Murowaniec está en Hala Gąsienicowa, bajo Kasprowy Wierch; Kondratowa está en el acceso a Giewont, y Ornak está en el valle de Kościeliska. Otros cinco refugios cubren el resto de valles principales, sumando ocho en total en el lado polaco de la cordillera.

¿Es necesario reservar una cama en un refugio con antelación?

En julio y agosto, sí, especialmente en refugios populares como Murowaniec. Las literas pueden agotarse con días de antelación, igual que ocurre con el aparcamiento de Morskie Oko y las entradas del teleférico de Kasprowy Wierch, así que llamar o reservar en línea unos días antes es la opción más segura.

¿Qué incluye una noche en un schronisko?

Normalmente una litera en un dormitorio compartido, una cena caliente como kwaśnica o pierogi, y desayuno, incluido en el precio o vendido por separado.
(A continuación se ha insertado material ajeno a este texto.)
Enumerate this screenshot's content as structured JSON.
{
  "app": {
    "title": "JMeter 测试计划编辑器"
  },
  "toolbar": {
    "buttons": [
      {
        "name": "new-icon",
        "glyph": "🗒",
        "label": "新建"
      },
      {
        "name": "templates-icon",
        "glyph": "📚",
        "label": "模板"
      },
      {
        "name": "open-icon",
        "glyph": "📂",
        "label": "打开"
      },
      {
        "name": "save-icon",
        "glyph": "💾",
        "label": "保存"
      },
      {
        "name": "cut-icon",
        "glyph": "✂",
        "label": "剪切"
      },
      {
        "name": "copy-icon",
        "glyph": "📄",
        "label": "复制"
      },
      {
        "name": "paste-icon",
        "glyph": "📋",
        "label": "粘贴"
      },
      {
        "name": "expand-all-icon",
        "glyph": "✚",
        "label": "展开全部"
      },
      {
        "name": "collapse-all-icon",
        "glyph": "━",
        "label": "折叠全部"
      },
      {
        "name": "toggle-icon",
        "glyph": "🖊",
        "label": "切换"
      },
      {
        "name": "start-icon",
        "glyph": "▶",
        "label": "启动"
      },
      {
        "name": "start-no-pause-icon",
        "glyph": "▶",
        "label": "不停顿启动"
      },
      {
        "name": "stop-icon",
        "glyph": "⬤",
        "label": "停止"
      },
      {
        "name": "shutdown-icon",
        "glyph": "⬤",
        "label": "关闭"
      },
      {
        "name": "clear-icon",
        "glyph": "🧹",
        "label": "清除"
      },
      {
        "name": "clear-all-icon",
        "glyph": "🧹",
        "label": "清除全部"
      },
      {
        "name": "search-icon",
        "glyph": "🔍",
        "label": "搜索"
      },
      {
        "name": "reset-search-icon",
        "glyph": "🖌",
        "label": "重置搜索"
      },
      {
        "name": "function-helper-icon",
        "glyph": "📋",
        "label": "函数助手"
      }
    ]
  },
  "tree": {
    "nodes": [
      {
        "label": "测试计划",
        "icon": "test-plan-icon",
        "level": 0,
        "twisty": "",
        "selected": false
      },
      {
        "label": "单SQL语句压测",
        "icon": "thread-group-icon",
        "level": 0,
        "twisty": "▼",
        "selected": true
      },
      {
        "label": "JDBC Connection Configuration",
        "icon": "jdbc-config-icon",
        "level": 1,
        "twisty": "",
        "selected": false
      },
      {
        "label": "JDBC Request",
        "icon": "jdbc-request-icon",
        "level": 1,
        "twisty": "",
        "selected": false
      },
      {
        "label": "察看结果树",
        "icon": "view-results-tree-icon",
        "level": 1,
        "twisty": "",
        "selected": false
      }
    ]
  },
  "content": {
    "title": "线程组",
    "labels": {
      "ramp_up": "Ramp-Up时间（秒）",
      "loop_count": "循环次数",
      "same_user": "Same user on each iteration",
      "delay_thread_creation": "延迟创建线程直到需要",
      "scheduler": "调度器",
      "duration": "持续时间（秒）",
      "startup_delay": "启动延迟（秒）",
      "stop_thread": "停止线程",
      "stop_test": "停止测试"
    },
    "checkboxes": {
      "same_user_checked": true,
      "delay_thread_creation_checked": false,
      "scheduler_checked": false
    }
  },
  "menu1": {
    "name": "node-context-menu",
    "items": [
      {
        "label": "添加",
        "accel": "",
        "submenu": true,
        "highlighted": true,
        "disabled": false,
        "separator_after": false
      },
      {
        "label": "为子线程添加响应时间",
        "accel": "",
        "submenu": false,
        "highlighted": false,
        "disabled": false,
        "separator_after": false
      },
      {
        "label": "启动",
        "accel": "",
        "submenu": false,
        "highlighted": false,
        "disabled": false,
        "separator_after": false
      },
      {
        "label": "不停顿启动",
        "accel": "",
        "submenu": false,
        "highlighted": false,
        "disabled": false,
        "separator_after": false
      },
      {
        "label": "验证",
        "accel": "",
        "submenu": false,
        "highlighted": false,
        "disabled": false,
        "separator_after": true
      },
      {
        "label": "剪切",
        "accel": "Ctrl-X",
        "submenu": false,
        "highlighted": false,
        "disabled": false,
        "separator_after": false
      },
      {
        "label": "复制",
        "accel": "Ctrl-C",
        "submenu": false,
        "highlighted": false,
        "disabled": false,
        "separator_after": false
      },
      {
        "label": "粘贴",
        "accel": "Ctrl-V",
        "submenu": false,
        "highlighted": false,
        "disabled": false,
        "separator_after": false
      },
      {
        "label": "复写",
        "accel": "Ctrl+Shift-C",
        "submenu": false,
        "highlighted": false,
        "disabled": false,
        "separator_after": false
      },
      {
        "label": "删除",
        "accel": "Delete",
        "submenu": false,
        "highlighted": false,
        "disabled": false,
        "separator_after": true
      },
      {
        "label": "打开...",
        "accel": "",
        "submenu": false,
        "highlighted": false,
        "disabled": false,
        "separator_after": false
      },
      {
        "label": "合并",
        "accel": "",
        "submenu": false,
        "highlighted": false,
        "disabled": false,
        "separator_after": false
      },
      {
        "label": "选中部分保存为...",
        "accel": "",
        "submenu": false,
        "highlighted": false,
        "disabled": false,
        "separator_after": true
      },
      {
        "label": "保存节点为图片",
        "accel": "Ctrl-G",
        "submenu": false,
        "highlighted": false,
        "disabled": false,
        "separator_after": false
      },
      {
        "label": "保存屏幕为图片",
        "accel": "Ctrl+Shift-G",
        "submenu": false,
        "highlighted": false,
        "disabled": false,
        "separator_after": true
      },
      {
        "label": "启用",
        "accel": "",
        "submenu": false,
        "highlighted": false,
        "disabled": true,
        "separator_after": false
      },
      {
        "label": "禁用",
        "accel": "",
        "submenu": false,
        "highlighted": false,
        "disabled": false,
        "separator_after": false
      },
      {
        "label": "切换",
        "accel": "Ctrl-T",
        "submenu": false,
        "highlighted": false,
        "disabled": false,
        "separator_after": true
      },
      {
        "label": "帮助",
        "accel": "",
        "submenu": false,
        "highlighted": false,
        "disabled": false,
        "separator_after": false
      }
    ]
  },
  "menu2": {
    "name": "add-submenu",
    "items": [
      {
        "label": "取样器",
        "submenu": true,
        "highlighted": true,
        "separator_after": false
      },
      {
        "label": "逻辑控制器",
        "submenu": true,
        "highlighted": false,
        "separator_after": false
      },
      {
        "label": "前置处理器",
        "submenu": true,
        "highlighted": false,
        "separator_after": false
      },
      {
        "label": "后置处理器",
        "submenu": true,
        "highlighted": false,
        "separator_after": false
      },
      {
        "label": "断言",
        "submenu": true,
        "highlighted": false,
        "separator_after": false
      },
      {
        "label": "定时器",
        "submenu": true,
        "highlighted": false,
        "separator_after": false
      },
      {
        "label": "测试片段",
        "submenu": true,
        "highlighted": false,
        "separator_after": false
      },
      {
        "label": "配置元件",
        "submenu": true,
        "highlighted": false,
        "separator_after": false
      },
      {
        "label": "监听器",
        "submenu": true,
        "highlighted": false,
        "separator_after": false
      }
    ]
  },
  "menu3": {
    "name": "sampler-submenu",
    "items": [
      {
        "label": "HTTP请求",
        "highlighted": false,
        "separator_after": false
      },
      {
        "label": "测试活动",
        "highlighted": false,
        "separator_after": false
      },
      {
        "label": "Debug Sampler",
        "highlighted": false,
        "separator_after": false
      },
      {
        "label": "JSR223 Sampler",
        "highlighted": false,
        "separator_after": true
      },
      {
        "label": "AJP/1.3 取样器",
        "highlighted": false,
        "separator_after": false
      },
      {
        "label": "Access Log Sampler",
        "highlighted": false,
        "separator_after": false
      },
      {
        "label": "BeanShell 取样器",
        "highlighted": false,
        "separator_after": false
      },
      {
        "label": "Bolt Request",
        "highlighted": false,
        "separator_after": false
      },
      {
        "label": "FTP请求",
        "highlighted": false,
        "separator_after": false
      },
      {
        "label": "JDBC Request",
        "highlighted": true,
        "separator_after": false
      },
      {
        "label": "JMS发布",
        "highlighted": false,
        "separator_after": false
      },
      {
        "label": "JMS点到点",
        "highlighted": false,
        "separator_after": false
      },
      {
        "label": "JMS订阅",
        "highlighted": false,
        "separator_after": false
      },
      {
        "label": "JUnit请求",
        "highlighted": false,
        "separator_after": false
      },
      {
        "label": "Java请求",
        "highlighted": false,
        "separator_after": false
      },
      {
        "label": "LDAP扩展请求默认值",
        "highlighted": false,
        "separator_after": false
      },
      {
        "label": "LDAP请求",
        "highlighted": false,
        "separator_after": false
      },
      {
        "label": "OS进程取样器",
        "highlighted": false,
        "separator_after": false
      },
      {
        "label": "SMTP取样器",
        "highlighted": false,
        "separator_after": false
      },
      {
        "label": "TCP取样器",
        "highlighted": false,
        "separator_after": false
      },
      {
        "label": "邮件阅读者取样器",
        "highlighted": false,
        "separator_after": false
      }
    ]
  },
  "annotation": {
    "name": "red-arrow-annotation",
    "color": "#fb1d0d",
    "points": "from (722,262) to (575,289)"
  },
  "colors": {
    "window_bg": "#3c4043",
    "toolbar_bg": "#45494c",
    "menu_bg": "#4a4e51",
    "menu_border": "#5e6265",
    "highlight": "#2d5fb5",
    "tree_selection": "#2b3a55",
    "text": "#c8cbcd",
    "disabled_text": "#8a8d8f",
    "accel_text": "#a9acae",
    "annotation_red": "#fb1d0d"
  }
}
Suelen aceptarse tanto tarjeta como efectivo, a diferencia de algunos operadores de carruajes de caballos más abajo.

¿Pueden los perros alojarse en los refugios de montaña?

Los perros están prohibidos en la mayor parte del parque nacional, con el valle de Chochołowska hasta su refugio y el sendero Droga pod Reglami como principales excepciones, así que conviene planificar en torno a esas dos rutas si se viaja con un perro.

¿Están los refugios abiertos todo el año?

La mayoría funciona todo el año, pero los senderos de acceso a algunos refugios cierran desde alrededor del 1 de noviembre hasta mediados de junio por riesgo de avalanchas, y las condiciones invernales exigen equipo y experiencia adecuados incluso donde un refugio permanece abierto.

¿Puedo visitar un refugio solo para comer sin pasar la noche?

Sí, y es una de las mejores razones para caminar hacia uno incluso en una excursión de un día. Kondratowa y Murowaniec sirven comida caliente a los excursionistas de paso, sin necesidad de reserva para comer, solo para dormir.

¿Qué debo llevar para una estancia en un refugio que el refugio no proporciona?

Un saco sábana, tapones para los oídos para el dormitorio compartido, efectivo de reserva y una linterna frontal para una salida temprana. Las toallas y la ropa de cama suelen estar incluidas, pero las duchas pueden ser básicas o frías según el refugio y la temporada.